The Hamilton Forum – Chapter Two
After 14 years, Red Wings name dropped in Hamilton
Final Forum owners buy team and building in 1974, rename club the
Fincup
Once the pride of Hamilton, the 1974 Red Wings
of the Ontario Hockey Association Major Junior A league was not
the powerhouse it had been in the 1960s.
The team was purchased by Nick Durbano in 1970, and the franchise
had problems at the gate and on the ice.
Durbano had also purchased the Barton Street Forum at the same
time.
The former Memorial Cup winners had a dismal showing for several
years, mired in or near the cellar of the division during the Durbano
ownership. Attendance at the Forum had also plunged, with a 1000-fan
night a rare occurrence.
Even after only two years of operation, Durbano was loosing money.
“It costs about $125,000 a year to run this hockey club,” Durbano
said in 1972. “And to break even you have to draw close to
2000 fans for every home game. On the hockey I’m losing.

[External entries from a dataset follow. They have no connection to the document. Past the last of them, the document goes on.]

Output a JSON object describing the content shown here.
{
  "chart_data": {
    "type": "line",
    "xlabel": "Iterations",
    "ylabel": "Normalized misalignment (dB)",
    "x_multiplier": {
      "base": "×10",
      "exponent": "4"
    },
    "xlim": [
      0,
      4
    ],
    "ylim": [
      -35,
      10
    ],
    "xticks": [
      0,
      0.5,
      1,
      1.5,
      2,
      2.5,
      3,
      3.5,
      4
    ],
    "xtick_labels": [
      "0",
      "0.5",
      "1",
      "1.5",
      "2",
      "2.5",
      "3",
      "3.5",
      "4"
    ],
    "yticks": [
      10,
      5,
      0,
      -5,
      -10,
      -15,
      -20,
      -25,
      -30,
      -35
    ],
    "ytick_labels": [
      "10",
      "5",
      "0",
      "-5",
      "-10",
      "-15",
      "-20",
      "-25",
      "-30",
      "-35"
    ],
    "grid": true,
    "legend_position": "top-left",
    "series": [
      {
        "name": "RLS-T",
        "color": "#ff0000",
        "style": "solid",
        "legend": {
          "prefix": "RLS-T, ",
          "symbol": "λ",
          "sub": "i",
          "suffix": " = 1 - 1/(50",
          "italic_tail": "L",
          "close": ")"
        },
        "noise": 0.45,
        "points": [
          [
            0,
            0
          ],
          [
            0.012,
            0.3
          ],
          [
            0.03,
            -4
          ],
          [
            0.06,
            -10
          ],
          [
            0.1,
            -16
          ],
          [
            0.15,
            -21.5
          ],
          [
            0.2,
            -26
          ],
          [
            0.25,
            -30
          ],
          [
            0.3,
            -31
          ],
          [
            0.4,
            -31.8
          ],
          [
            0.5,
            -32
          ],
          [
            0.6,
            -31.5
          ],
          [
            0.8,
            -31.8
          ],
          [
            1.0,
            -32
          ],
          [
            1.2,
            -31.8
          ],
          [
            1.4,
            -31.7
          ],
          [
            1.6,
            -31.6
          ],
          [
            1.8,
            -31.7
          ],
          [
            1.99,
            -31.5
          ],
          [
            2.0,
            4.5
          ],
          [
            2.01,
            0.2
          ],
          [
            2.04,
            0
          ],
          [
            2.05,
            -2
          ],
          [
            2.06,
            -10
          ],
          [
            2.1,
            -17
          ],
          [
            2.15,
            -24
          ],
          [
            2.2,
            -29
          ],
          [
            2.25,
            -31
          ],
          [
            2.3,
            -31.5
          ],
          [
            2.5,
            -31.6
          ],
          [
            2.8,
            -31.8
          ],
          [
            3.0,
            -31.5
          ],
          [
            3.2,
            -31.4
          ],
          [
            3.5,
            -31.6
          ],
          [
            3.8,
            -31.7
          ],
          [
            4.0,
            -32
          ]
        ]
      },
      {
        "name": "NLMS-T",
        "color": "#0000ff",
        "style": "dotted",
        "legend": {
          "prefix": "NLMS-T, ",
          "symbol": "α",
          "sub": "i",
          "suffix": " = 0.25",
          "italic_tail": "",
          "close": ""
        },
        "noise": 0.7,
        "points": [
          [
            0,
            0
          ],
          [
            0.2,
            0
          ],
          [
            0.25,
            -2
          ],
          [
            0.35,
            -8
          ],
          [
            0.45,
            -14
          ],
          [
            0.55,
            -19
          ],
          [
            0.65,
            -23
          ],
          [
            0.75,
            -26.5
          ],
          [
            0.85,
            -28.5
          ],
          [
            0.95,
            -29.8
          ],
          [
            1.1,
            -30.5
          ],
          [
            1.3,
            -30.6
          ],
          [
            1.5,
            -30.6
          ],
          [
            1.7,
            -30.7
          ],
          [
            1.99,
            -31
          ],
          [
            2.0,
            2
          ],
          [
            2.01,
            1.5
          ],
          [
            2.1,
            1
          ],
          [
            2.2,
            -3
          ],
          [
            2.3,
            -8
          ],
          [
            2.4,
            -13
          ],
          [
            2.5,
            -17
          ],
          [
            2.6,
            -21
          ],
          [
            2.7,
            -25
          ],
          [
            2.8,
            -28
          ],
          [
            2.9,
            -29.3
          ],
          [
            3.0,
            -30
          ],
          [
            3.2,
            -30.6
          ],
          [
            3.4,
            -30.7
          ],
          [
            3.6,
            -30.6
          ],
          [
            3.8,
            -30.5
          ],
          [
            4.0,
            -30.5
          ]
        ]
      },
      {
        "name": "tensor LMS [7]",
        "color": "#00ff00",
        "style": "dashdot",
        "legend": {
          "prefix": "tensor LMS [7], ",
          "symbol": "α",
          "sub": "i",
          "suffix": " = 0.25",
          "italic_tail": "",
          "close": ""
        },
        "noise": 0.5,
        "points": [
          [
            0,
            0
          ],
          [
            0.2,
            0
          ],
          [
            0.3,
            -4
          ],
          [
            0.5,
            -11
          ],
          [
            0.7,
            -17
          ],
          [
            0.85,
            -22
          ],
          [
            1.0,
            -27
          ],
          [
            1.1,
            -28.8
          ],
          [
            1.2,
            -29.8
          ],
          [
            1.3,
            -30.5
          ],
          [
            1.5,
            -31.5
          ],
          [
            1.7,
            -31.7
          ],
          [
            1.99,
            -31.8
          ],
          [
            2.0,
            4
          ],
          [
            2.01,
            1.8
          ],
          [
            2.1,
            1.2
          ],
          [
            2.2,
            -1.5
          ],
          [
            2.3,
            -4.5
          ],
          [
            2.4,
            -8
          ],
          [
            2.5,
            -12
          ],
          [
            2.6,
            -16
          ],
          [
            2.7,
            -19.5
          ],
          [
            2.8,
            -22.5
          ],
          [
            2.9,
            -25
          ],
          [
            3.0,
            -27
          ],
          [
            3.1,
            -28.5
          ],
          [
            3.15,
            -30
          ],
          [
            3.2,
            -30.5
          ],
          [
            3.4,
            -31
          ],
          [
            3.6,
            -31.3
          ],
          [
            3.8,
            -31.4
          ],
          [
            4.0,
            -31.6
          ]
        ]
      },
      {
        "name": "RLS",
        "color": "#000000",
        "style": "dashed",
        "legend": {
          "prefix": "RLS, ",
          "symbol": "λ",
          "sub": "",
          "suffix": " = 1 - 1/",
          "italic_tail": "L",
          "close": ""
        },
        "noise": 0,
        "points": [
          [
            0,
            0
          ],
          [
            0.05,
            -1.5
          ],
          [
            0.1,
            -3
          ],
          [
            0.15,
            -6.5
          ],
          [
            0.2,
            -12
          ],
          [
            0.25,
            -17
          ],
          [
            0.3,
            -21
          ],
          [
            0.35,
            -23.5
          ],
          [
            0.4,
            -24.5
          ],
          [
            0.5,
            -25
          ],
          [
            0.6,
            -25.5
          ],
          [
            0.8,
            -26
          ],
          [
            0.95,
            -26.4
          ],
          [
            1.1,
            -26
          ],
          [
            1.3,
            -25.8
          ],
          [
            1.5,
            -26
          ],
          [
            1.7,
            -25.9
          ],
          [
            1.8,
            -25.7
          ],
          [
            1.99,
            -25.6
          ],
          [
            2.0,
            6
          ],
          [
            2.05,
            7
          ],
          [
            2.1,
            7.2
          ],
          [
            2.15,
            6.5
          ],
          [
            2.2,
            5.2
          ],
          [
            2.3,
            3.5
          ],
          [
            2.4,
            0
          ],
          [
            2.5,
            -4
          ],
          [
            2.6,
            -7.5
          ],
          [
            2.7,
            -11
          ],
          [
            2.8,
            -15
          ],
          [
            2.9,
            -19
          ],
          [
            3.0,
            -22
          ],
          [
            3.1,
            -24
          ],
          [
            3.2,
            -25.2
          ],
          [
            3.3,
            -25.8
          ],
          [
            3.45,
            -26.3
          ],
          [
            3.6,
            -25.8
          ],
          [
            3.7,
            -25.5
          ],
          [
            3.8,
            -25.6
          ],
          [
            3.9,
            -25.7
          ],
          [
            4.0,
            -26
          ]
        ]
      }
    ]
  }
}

But the whole thing is self-sustaining because of college hockey,
wrestling, the roller derby, public skating, and rental for recreational
hockey. I couldn’t afford the hobby of a Junior A club.”
At the time the Forum was up for sale, listed by the Hamilton
real estate firm of Finochio and Cupido. Durbano was hoping to
take his team to a new facility yet to be built on the Hamilton
Mountain.
The city was also applying pressure with its rezoning and rehabilitation
of a large area of the north end of the city, known as the Gibson
Neighborhood. The Forum was situated right in the middle of this
redevelopment.
“If this plan is approved and becomes a law before I can
sell,” said Durbano,” then the sketches they’ve
shown me indicate that Hamilton Forum will become a community center.
In other words, the city will be expropriating it.”
While the city’s plan never amounted to much, the Forum
was still listed for sale. That sale took place n May of 1974.
Brothers Mario and Ron Cupido, and Joe Finochio bought the then
60-year old facility along with the Red Wing franchise.
Right from the start, the new owners were looking for another
location to house their new hockey team.
“It’s not a long-range plan,” Mario Cupido said
at the time about staying in the Forum. “We hope the club won’t
have to play in the Forum for more than one year, two, at the most.”
While the new owners replaced boards, wire screenings with unbreakable
glass and refurbished the dressing rooms, the Red Wings opened
their 70-game 1974-75 season late in September against the Sault
Ste. Marie Greyhounds.
The new owners were optimistic.
“We’re going to run a first class organization,” noted
Mario Cupido. “We’re going to make young hockey players
want to come to Hamilton.
“People who haven’t been in the Forum for years say
they’ll be back. And I think with the kind of a team we’re
going to have they’ll keep coming back.”
The team did not have a good year, finishing 11th in the standings
with a 16-49-5 record. And changing the team’s name from
the Red Wings to the Fincups in the season did not give the franchise
the boost it needed.
The Fincups would be a Hamilton franchise for the next four seasons,
even though it played in Saint Catharines for one year.
The Red Wings name of the franchise, which started in 1960 after
the club was renamed from the Hamilton Tiger Cubs, stayed with
the club for 14 years until it became known as the Fincups, and
several other names. The Red Wings name returned to Hamilton hockey
in 2002 as the city’s Junior A hockey team.
And the Forum? It was demolished in 1976.